Tris Coffin

Tristram Coffin
Born August 13, 1909(1909-08-13)
Mammoth, Utah, United States
Died March 26, 1990(1990-03-26) (aged 80)
Santa Monica, Los Angeles County, California
Occupation Film, television actor
Years active 1939-1977

Tristram Coffin (August 13, 1909–March 26, 1990), also known as Tris Coffin, was a film and television actor from the latter 1930s through the 1970s, usually in westerns or other action-adventure productions.

Biography

Coffin was born in the gold and silver mining community of Mammoth, Utah, and was reared in Salt Lake City. He began acting while he was in high school and thereafter joined traveling stock companies. He earned a Bachelor of Arts degree in speech from the University of Washington at Seattle, Washington. He worked as a news analyst and sportscaster until spotted by a Hollywood talent scout. His stolid looks were said to have served him well in his later roles.

In 1940, Coffin appeared as Phillips, along with Milburn Stone and I. Stanford Jolley, in Chasing Trouble, a comedy espionage film. He is perhaps best known for his role as Jeff King in Republic Pictures' King of the Rocket Men, the first of three serials starring the "Rocketman" character, who would later be paid homage to through the character of The Rocketeer, which was adapted into a Walt Disney film in 1992.

In 1955, he joined Peter Graves, William Schallert, and Tyler McVey in the episode "The Man Who Tore Down the Wall" of NBC's Hallmark Hall of Fame. He had guest starred in the series Adventures of Superman, sometimes playing a "good guy", sometimes a "bad guy". He even appeared in comedy, including the 1956-1957 CBS series, Hey, Jeannie!, starring Jeannie Carson.

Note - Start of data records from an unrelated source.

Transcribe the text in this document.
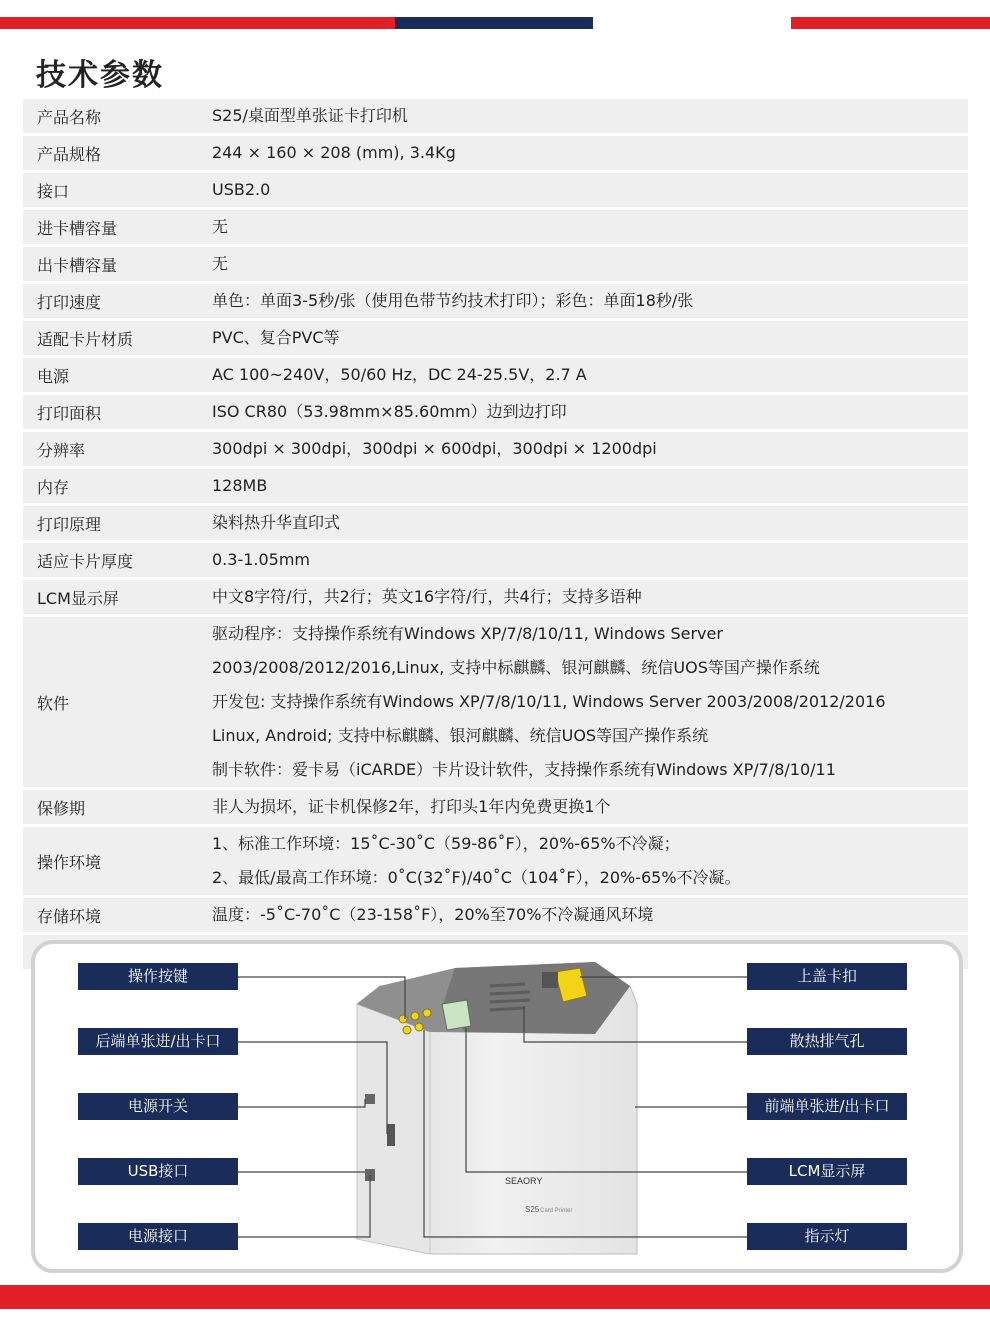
技术参数
产品名称	S25/桌面型单张证卡打印机

产品规格	244 × 160 × 208 (mm), 3.4Kg

接口	USB2.0

进卡槽容量	无

出卡槽容量	无

打印速度	单色：单面3-5秒/张（使用色带节约技术打印）；彩色：单面18秒/张

适配卡片材质	PVC、复合PVC等

电源	AC 100~240V，50/60 Hz，DC 24-25.5V，2.7 A

打印面积	ISO CR80（53.98mm×85.60mm）边到边打印

分辨率	300dpi × 300dpi，300dpi × 600dpi，300dpi × 1200dpi

内存	128MB

打印原理	染料热升华直印式

适应卡片厚度	0.3-1.05mm

LCM显示屏	中文8字符/行，共2行；英文16字符/行，共4行；支持多语种

软件	驱动程序：支持操作系统有Windows XP/7/8/10/11, Windows Server
2003/2008/2012/2016,Linux, 支持中标麒麟、银河麒麟、统信UOS等国产操作系统
开发包: 支持操作系统有Windows XP/7/8/10/11, Windows Server 2003/2008/2012/2016
Linux, Android; 支持中标麒麟、银河麒麟、统信UOS等国产操作系统
制卡软件：爱卡易（iCARDE）卡片设计软件，支持操作系统有Windows XP/7/8/10/11

保修期	非人为损坏，证卡机保修2年，打印头1年内免费更换1个

操作环境	1、标准工作环境：15˚C-30˚C（59-86˚F），20%-65%不冷凝；
2、最低/最高工作环境：0˚C(32˚F)/40˚C（104˚F），20%-65%不冷凝。

存储环境	温度：-5˚C-70˚C（23-158˚F），20%至70%不冷凝通风环境

SEAORY
S25 Card Printer
操作按键
后端单张进/出卡口
电源开关
USB接口
电源接口
上盖卡扣
散热排气孔
前端单张进/出卡口
LCM显示屏
指示灯
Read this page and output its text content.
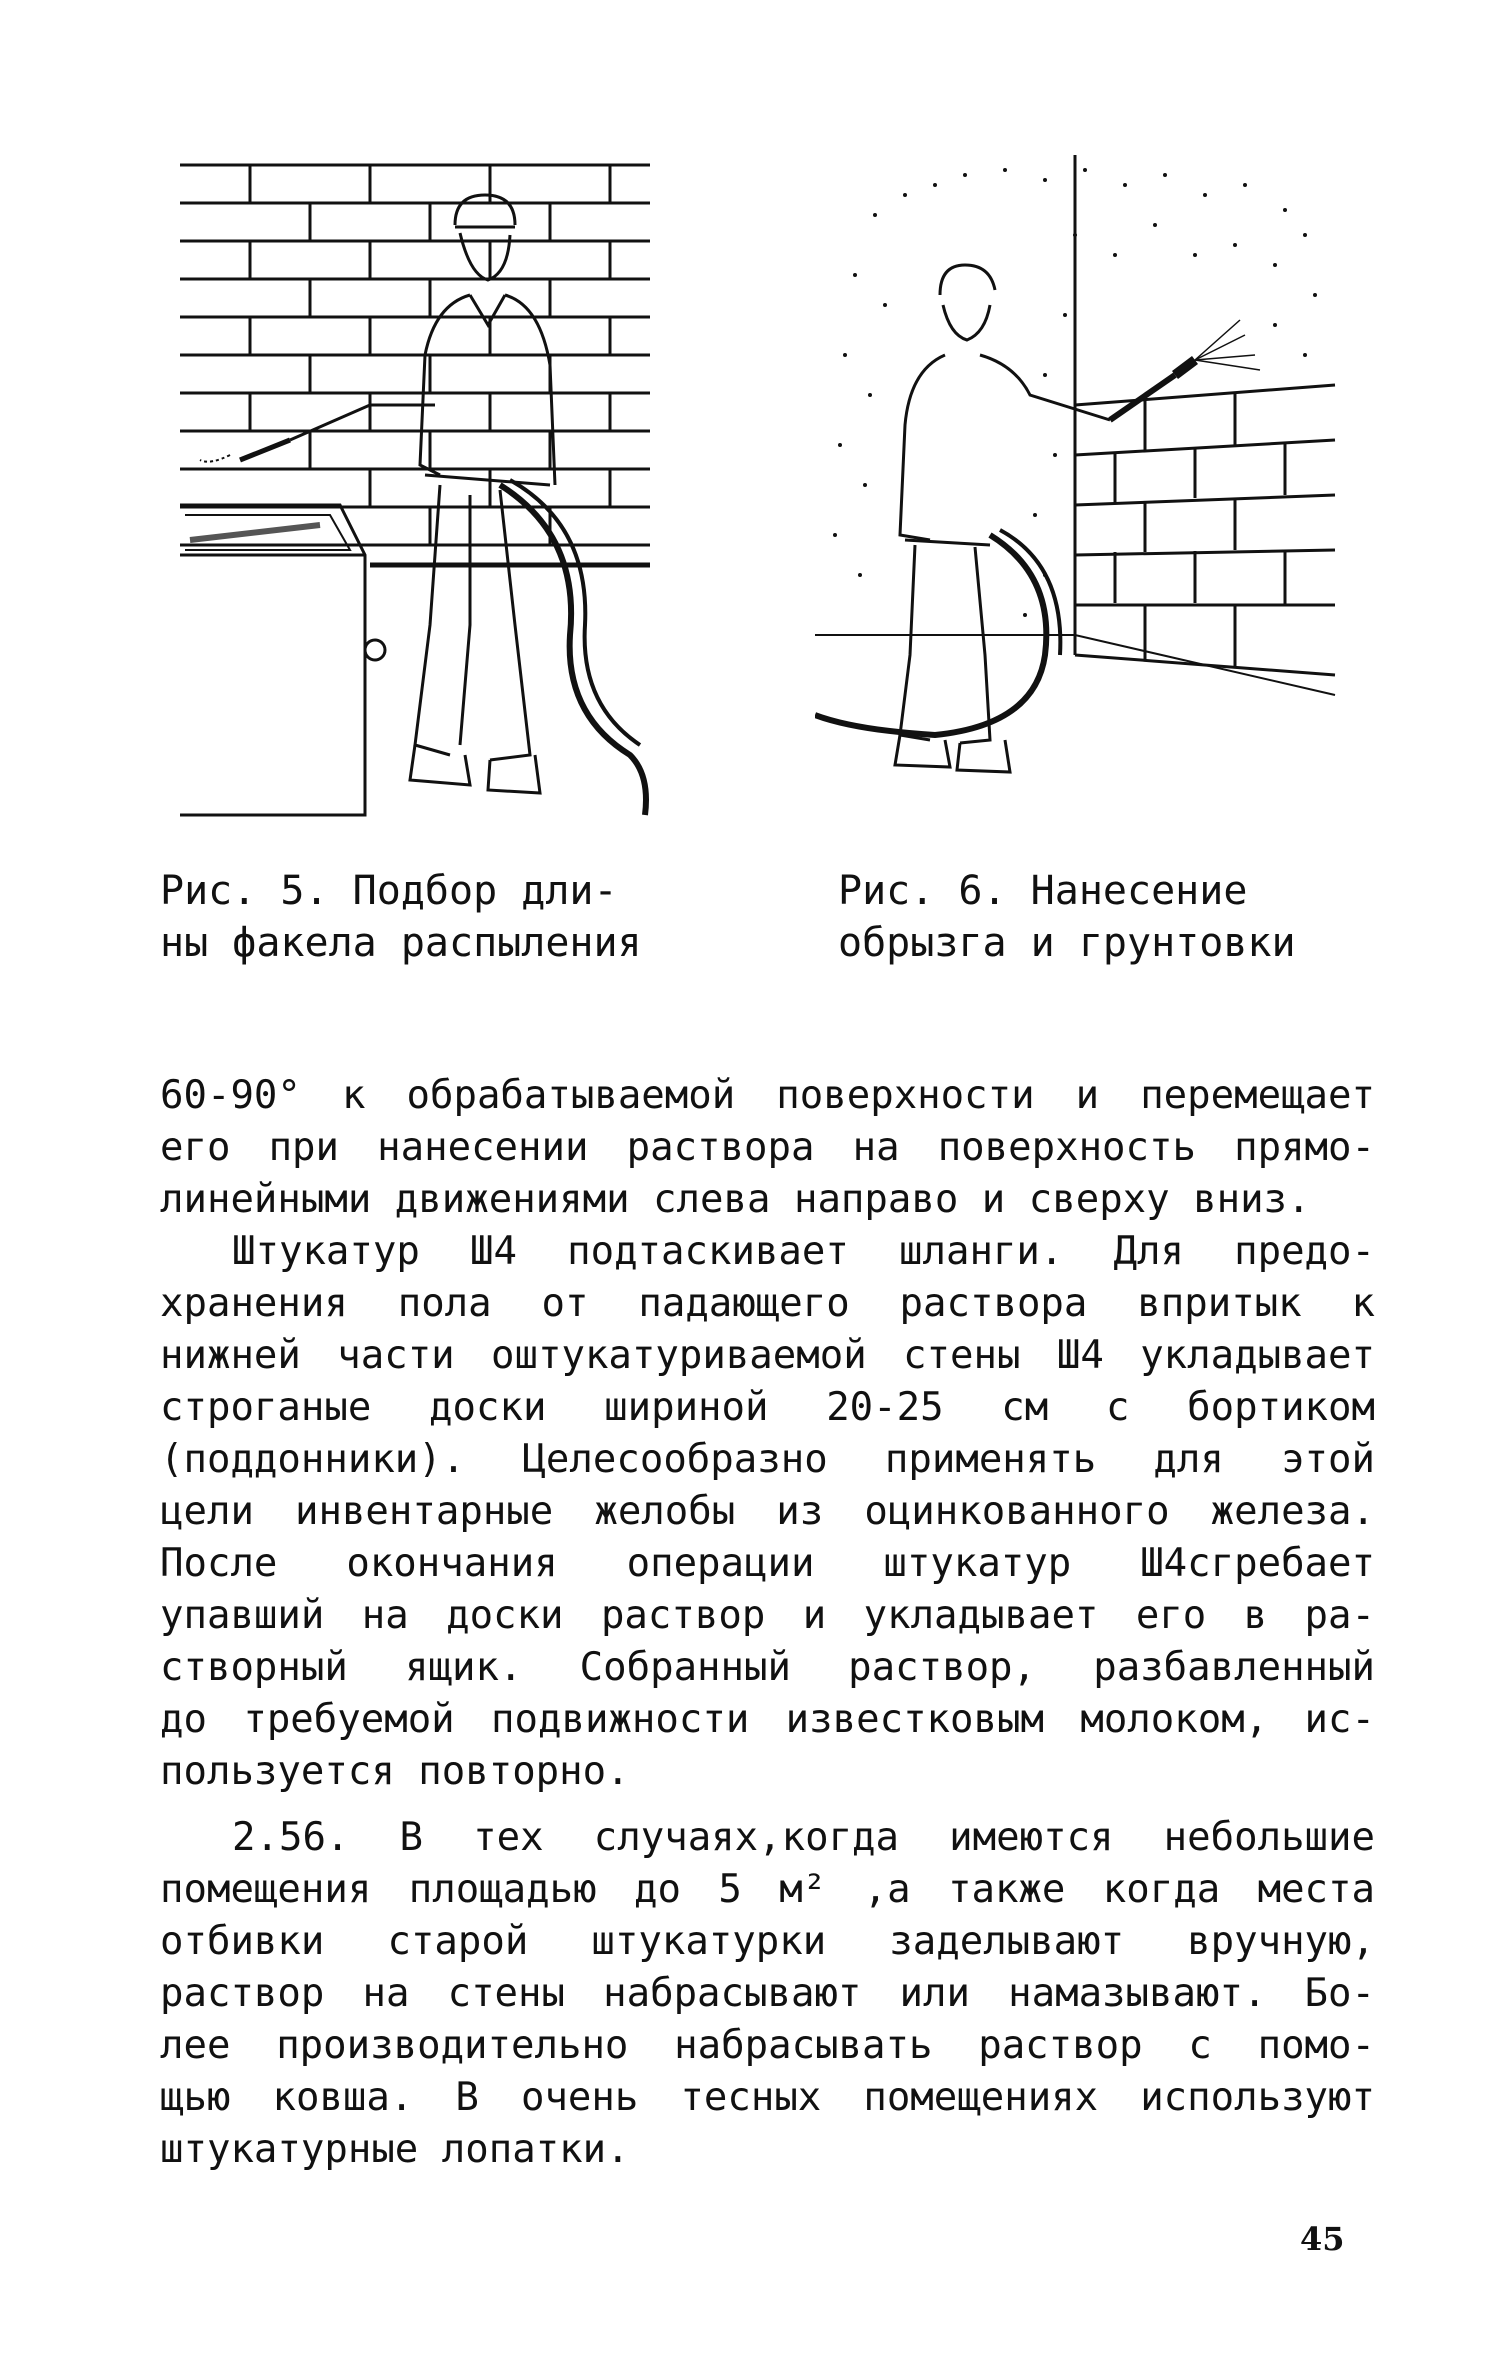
Рис. 5. Подбор дли-
ны факела распыления

Рис. 6. Нанесение
обрызга и грунтовки

60-90° к обрабатываемой поверхности и перемещает
его при нанесении раствора на поверхность прямо-
линейными движениями слева направо и сверху вниз.

Штукатур Ш4 подтаскивает шланги. Для предо-
хранения пола от падающего раствора впритык к
нижней части оштукатуриваемой стены Ш4 укладывает
строганые доски шириной 20-25 см с бортиком
(поддонники). Целесообразно применять для этой
цели инвентарные желобы из оцинкованного железа.
После окончания операции штукатур Ш4сгребает
упавший на доски раствор и укладывает его в ра-
створный ящик. Собранный раствор, разбавленный
до требуемой подвижности известковым молоком, ис-
пользуется повторно.

2.56. В тех случаях,когда имеются небольшие
помещения площадью до 5 м² ,а также когда места
отбивки старой штукатурки заделывают вручную,
раствор на стены набрасывают или намазывают. Бо-
лее производительно набрасывать раствор с помо-
щью ковша. В очень тесных помещениях используют
штукатурные лопатки.

45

He also had a role in the very first TV episode of The Lone Ranger, as Captain Reid of the Texas Rangers, the older brother of the man who would become The Lone Ranger after his brother and four other comrades were murdered by outlaws. From 1951-1955, he appeared eight times as Colonel Culver in the Bill Williams syndicated television series, The Adventures of Kit Carson. He appeared nine times as banker Tom Barton in the syndicated half-hour color western series, The Cisco Kid, starring Duncan Renaldo and Leo Carrillo. In 1956, Coffin appeared in different roles in six episodes of the syndicated series, Judge Roy Bean, with Edgar Buchanan, Jack Buetel, and Jackie Loughery.

Coffin played the lead as Captain Thomas H. Rynning in his own syndicated series 26 Men, based on official files of the Arizona Rangers in the final days of taming the "Old West" before Arizona statehood in 1912. Kelo Henderson appeared with Coffin in the role of Deputy Clint Travis.

In 1954, Coffin committed a noted blooper on the Climax! live television anthology series, in The Long Goodbye, in which Coffin's character was depicted as lying dead. The actor did not realize he was still on frame, resurrected himself, and walked off camera. Despite this mishap, the actor was cast and appeared in another episode of Climax!, Escape From Fear, in 1955.

Coffin died of lung cancer at the age of eighty in Santa Monica, California. His ashes were scattered.